When you come home from the Movie Theatre, could you list all the different types of music that were played in the film? Unlikely, because the music is not the focus of the event, even though its importance is immense. The film would not be the same without it, but for much of the time, it lays softly in the background creating and shifting moods with never the need to lift its immense head into view. The same can work for your slideshow. You may not want to take the time to find just the right music, but trust in it, as the extra time you take to create something special will have a lasting effect. Those who view your slideshow will go home with a great impression of both your trip, and how you managed to create such a cool display. They may not know why it made them feel good, but you will.
Tip: Calculate the rough length of your video / slidehow using the number of pictures x's the approximate length each will be shown for. (For example, 20 photos at 5 seconds each = 100 seconds.) With that calculation in mind, try to find music that is about the same length then adjust the slideshow to fit the music. It creates a much more professional feel and having the music and photographs fade away at the same time is definitely a moment that will be remembered.
Don't Be Irritating
One of the most irritating things about home-made videos (which is what your slideshow will actually be) is the fact that so many people have no problem abruptly cutting off the end and bringing the movie to a close in a jarring fashion. No matter how well done the main video was, you're left feeling cheated, and your impression of the video as a whole - not to mention the video creator - is less than stellar, to say the least. A video that starts in the same fashion is equally annoying. The number of videos on YouTube that begin with someone speaking - in the middle of a sentence! - is astounding. This problem is not going to bring the world crashing down, but if it's your video slideshow that begins like that, no doubt your viewers will be snickering before they see the first good shot of the bikini girl on the beach someone's husband or boyfriend 'accidentally' took.

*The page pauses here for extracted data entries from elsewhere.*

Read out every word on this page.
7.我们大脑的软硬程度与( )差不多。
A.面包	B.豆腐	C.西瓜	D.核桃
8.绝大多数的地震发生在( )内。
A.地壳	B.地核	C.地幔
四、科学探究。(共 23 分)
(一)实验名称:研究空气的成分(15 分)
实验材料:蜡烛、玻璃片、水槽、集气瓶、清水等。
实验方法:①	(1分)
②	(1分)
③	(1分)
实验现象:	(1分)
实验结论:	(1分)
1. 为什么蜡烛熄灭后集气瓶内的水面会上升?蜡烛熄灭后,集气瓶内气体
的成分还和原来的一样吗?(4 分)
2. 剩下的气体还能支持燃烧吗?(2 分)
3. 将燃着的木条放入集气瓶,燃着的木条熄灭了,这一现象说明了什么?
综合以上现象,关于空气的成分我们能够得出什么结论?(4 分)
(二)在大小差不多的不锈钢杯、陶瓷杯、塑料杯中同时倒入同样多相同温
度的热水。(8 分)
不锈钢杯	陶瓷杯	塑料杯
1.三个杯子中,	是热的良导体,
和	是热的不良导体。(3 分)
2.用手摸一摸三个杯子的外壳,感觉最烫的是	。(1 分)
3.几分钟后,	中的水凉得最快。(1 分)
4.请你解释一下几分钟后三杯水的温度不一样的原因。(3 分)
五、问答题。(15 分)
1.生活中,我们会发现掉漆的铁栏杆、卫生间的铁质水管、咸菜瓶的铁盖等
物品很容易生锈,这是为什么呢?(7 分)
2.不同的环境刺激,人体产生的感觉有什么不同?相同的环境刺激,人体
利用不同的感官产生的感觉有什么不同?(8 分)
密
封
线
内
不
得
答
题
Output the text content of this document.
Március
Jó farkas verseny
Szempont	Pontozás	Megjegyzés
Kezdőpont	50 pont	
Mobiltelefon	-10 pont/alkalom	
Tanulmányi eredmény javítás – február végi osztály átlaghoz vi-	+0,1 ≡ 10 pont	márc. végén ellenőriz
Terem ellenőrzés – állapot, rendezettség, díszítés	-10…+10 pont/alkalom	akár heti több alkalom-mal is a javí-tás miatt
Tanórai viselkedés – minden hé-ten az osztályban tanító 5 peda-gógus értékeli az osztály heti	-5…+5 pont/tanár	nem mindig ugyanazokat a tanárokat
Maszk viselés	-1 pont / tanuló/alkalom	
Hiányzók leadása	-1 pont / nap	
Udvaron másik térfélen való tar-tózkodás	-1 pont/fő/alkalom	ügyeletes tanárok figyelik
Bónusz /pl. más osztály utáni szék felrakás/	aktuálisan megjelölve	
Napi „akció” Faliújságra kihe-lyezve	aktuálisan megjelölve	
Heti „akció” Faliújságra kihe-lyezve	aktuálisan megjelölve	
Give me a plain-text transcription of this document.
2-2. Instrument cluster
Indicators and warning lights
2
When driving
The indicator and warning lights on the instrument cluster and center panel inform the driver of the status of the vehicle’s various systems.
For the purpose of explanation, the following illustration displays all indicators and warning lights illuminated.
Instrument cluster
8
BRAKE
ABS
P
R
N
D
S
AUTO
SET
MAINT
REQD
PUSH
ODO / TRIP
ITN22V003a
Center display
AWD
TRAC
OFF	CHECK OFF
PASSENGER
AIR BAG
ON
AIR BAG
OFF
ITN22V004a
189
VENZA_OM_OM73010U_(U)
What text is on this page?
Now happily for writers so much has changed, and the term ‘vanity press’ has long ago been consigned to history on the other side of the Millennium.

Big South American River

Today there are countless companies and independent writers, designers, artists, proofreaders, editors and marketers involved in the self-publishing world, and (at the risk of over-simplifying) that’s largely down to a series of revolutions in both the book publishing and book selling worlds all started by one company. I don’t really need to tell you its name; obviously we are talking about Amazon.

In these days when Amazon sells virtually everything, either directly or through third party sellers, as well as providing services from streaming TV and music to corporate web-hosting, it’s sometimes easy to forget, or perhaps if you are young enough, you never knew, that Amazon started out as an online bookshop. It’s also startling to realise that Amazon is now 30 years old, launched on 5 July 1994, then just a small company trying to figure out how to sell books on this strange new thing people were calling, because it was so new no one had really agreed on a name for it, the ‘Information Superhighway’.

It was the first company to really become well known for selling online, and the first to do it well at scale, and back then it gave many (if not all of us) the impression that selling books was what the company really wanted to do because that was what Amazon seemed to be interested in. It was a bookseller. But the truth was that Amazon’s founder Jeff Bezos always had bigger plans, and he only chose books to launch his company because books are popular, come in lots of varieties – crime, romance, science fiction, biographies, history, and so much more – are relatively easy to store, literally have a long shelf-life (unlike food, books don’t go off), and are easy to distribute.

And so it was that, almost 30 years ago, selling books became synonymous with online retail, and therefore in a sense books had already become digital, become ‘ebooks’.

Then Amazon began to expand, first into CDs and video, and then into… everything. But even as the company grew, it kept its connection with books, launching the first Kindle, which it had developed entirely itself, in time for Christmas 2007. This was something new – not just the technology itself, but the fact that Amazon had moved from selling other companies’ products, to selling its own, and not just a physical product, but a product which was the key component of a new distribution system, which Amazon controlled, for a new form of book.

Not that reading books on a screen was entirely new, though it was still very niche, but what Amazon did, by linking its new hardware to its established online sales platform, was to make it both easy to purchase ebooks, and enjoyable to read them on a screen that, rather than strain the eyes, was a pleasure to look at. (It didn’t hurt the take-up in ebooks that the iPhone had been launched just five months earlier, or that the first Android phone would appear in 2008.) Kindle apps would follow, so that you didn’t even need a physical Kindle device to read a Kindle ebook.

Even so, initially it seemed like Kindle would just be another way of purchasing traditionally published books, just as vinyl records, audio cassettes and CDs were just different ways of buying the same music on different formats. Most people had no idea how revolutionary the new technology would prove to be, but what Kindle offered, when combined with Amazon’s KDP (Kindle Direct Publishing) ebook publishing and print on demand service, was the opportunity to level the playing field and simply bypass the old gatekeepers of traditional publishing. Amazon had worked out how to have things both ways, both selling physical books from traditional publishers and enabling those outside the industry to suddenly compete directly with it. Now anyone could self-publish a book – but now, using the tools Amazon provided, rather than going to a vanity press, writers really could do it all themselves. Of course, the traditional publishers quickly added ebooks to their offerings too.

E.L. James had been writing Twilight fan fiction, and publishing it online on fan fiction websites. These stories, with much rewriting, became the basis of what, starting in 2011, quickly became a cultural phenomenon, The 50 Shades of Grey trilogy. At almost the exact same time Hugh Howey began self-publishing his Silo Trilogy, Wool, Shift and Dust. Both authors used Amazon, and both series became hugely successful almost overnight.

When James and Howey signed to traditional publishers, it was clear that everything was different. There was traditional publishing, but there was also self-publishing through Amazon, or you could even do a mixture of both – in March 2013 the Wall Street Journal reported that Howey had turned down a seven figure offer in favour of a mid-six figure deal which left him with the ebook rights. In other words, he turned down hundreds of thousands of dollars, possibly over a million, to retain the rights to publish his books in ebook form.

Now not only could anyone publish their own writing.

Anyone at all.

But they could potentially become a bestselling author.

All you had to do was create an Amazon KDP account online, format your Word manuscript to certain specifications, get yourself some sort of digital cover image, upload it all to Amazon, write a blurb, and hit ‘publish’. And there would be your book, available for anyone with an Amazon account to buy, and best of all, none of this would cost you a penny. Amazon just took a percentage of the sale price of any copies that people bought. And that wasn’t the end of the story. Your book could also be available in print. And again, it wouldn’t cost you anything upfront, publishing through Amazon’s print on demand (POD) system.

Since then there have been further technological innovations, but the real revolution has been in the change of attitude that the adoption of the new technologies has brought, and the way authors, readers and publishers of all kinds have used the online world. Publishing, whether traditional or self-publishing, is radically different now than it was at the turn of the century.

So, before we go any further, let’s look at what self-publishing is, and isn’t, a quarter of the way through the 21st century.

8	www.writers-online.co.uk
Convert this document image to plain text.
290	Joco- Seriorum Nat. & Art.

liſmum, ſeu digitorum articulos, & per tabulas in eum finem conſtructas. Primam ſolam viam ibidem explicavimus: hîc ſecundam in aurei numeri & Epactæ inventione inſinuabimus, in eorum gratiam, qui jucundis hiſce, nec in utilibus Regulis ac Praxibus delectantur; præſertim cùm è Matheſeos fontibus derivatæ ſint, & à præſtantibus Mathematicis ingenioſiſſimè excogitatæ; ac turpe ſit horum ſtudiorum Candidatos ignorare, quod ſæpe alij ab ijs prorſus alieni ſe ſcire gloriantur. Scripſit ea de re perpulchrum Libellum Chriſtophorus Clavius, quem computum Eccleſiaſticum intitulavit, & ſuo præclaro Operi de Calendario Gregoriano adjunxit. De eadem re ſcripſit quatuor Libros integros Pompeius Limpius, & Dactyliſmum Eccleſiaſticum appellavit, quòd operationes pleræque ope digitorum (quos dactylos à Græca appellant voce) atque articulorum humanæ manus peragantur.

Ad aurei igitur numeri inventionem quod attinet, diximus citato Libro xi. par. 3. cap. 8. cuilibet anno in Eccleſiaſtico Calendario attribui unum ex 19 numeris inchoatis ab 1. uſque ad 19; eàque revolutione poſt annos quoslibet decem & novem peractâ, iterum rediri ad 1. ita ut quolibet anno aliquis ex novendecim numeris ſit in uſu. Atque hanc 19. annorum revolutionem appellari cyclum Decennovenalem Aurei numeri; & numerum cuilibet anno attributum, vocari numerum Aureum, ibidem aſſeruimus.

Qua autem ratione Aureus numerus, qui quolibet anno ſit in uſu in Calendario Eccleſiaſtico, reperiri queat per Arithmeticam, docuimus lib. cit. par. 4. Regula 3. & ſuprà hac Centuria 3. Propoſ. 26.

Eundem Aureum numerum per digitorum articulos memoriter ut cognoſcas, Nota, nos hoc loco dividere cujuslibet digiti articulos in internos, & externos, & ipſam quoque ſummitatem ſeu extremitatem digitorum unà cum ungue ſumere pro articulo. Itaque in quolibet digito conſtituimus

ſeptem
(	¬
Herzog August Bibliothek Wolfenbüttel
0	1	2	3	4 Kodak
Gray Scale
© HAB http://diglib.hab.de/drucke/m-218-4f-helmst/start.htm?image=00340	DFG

One of the advantages of using Movie Maker to create a slideshow is that you can add a nice introduction and ending sequence, before and after the slideshow. This is especially nice if you're creating a video of important events, such as weddings. The point here is to do your best to create a video with a start, middle and end that presents reasonably well. It makes a huge difference. No one will argue that fussing for weeks over a slideshow of your vacation may be considered a little extreme, but at the same time, taking the time to do it right is always worth it. Remember that you may be watching the video 30 years from now, and when that time comes, you'll be happy you did it right.